KalbarOnline.com – Borok dari rezim Presiden AS Donald Trump kembali terungkap. Media AS melaporkan bahwa salah satu kroninya berusaha untuk ikut campur tangan terkait laporan Covid-19 dari Centers for Disease Control and Prevention (CDC).
Michael Caputo, juru bicara Kementerian Kesehatan AS, merupakan sosok di balik intervensi tersebut.
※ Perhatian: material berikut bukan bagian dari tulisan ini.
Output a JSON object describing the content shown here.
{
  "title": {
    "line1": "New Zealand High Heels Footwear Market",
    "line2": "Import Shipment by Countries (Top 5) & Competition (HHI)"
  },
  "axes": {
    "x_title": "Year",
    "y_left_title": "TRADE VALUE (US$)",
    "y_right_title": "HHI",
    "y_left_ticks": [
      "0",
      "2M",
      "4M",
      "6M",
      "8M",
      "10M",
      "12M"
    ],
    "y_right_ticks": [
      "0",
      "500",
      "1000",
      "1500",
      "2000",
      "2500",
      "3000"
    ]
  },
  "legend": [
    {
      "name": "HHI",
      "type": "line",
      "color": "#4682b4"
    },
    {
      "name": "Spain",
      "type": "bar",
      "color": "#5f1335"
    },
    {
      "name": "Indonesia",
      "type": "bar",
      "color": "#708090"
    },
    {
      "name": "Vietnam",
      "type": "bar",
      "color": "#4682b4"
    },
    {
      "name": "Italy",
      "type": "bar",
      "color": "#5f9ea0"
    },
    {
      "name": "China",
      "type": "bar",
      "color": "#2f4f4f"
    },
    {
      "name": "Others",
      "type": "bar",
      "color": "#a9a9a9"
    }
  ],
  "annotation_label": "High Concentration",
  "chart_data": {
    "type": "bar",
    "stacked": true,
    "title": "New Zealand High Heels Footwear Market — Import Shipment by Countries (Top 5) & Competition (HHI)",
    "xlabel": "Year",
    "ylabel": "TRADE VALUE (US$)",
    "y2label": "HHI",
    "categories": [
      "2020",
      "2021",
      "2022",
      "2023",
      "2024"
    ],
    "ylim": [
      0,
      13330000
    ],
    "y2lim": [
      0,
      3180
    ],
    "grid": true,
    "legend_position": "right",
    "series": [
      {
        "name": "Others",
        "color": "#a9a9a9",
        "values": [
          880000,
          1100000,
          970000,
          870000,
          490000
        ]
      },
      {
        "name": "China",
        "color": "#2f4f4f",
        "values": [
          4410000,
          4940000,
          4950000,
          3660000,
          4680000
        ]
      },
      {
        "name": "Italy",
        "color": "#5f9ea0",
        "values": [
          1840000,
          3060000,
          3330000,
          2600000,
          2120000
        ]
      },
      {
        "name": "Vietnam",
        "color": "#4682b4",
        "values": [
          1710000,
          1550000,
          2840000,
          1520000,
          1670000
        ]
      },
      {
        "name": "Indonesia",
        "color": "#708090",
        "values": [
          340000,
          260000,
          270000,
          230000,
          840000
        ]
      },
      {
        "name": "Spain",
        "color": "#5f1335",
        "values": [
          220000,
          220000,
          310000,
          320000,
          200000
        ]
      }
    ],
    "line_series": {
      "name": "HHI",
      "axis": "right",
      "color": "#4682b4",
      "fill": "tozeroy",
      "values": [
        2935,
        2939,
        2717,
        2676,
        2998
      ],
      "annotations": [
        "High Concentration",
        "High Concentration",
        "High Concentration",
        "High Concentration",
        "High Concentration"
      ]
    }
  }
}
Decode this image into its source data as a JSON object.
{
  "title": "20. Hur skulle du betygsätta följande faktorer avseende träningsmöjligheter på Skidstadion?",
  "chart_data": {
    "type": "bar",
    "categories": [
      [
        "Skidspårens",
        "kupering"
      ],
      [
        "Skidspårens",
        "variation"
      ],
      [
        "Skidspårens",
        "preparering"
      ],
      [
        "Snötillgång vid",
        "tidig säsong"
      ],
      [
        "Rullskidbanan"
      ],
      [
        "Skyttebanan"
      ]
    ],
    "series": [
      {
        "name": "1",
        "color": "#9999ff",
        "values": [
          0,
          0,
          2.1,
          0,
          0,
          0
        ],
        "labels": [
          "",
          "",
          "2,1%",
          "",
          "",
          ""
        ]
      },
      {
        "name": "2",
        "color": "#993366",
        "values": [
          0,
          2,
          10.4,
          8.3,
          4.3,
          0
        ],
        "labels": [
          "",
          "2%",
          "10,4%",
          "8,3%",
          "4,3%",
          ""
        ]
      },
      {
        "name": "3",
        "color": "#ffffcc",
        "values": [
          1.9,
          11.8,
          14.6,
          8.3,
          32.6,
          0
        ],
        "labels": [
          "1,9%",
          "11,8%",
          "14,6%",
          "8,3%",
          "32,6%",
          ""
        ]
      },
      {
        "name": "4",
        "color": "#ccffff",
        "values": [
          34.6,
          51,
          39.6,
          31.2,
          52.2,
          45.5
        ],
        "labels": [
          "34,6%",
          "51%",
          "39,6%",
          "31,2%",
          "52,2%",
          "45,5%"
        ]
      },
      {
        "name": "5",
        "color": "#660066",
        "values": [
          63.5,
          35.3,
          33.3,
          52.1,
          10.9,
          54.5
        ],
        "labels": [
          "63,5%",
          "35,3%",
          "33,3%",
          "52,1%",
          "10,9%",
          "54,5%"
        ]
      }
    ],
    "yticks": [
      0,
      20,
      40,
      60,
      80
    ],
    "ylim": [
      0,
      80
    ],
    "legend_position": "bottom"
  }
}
Melalui timnya, pria yang ditempatkan di Kemenkes sejak April lalu itu mulai mengirimi e-mail alias surat elektronik (surel) kepada kepada CDC.
- Baca juga: Hubungan Memanas, 92 Persen Perusahaan AS Ogah Hengkang dari Tiongkok
Mereka memprotes laporan yang ditulis peneliti Anne Schuchat dalam CDC Morbidity and Mortality Weekly Reports (MMWR). MMWR merupakan laporan mingguan dari lembaga tersebut yang disebar kepada semua penggiat medis setiap minggu.
’’Niat kami hanya memastikan bahwa hanya data yang terbukti secara sains yang boleh menjadi dasar kebijakan. Bukan upaya tersembunyi dari pemerintah bayangan di dalam CDC,’’ klaim Caputo seperti yang dilansir Politico.
Kantor berita itu berhasil mengecek beberapa pertukaran surel antara pejabat Kementerian Kesehatan dan CDC. Pada e-mail pertama, Caputo menuduh bahwa laporan Schuchat berusaha menjelek-jelekkan pemerintahan Trump, termasuk mengesankan tindakan penanggulangan Covid-19 di AS terlalu lambat.
Sejak itu, mereka meminta agar beberapa artikel dalam laporan tersebut bisa dicabut atau diralat. Mereka juga meminta agar semua laporan yang dimasukkan dalam MMWR bisa dievaluasi dulu sebelum dirilis. Ahli yang diberi tugas melakukan evaluasi adalah Paul Alexander.
’’Laporan harus terlebih dahulu dibaca orang di luar CDC seperti saya. Saya harus mengedit semua agar laporan itu bisa dijamin seimbang dan sempurna,’’ tulis Alexander dalam surel kepada Direktur CDC Robert Redfield dan pejabat lainnya.
Temuan tersebut benar-benar membuat pekerja medis resah. Selama ini, dunia kesehatan internasional merasa aman memercayai laporan CDC karena lembaga tersebut dianggap yang mendapat campur tangan politik paling minim.
Virus SARS-CoV-2 masih mengancam dunia. Di AS sendiri, angka kasus sudah mencapai 6,5 juta dengan 193 ribu kematian. Harapan satu-satunya adalah vaksin.
Beruntung, pengembangan beberapa vaksin masih berjalan. Akhir pekan lalu AstraZeneca, perusahaan yang mengembangkan vaksin dengan Oxford University, mengumumkan bakal melanjutkan pengembangan vaksin mereka.